Ma questa piccola ignobile storia fa schifo ma è istruttiva soprattutto per le modalità con cui Renzi l’ha gestita. Se ne parlerà dopo il 20 febbraio, ha detto. Il caso è chiuso, tacciano i dietrologi che insinuano baratti e favori a Berlusconi. Di scandaloso in tutto questo non c’è solo la presa in giro dei non addetti ai lavori (la quasi totalità degli italiani). C’è che questa gigantesca presa in giro è ormai divenuta l’essenza stessa di tutto ciò che questo governo dice e programma.

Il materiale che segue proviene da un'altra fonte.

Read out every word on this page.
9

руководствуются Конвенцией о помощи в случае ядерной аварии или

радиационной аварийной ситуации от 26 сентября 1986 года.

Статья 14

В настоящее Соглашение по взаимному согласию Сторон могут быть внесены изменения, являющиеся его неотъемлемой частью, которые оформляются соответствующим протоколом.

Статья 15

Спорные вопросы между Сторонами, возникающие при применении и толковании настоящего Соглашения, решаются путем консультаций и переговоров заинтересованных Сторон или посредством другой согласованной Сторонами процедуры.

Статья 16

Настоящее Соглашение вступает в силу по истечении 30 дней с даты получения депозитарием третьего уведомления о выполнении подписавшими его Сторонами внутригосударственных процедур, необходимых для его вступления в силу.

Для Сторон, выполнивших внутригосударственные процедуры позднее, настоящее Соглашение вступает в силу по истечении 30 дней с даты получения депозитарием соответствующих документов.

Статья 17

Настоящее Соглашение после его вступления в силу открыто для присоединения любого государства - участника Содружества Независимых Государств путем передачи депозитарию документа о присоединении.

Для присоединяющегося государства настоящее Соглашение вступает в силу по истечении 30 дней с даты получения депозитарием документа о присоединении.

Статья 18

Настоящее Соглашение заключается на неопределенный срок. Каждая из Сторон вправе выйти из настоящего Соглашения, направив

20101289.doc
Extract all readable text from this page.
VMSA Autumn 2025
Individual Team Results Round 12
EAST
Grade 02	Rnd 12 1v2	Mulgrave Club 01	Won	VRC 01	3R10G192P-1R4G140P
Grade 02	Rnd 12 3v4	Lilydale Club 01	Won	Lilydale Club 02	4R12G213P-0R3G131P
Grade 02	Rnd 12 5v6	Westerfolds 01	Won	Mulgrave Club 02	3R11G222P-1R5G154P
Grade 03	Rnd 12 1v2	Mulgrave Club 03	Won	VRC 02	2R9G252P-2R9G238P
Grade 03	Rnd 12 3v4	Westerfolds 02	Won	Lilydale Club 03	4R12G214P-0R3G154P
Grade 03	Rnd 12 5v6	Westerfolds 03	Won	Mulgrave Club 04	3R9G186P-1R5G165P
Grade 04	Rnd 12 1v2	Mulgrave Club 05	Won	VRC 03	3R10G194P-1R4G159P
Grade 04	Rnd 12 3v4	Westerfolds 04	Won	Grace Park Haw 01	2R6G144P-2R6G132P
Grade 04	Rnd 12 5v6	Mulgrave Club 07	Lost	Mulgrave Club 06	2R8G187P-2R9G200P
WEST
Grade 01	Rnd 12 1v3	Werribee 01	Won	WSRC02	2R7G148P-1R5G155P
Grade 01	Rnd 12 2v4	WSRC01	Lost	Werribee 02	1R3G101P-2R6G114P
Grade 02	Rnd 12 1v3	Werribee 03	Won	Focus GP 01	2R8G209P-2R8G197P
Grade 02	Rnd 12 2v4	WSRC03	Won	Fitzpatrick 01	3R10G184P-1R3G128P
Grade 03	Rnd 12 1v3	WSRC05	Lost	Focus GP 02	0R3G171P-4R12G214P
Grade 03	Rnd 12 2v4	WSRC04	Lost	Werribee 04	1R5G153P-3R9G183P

A parte il fatto che la faccenda non riguarda soltanto Berlusconi e le sue frodi fiscali ma migliaia di grandi evasori ai quali Renzi strizza l’occhio, che cosa vuol dire dopo il 20 febbraio? Che c’entra Cesano Boscone? Forse che Renzi non sa che ciò che sta veramente a cuore al boss di Arcore è la revoca dell’ineleggibilità? Forse che sospendere il discorso sino all’elezione del nuovo capo dello Stato non serve precisamente a ricattare Forza Italia per portare a casa un presidente come si deve e, a cascata, le "riforme" istituzionali che incardineranno il nuovo regime? Come sempre con Renzi (e con i suoi: lo sconcio delle primarie in Liguria insegna) la malafede trionfa. Con buona pace di quanti si fanno ancora incastrare dalla retorica del cambiamento.
La questione, in tutto ciò, è una sola: reggerà questo governo nonostante la continuità, ogni giorno più evidente e sconcertante, con le più inveterate tradizioni della corruttela politica? Oppure pagherà finalmente per la tracotanza del suo capo, costruita sulla menzogna, e per la menzogna sorretta dalla tracotanza?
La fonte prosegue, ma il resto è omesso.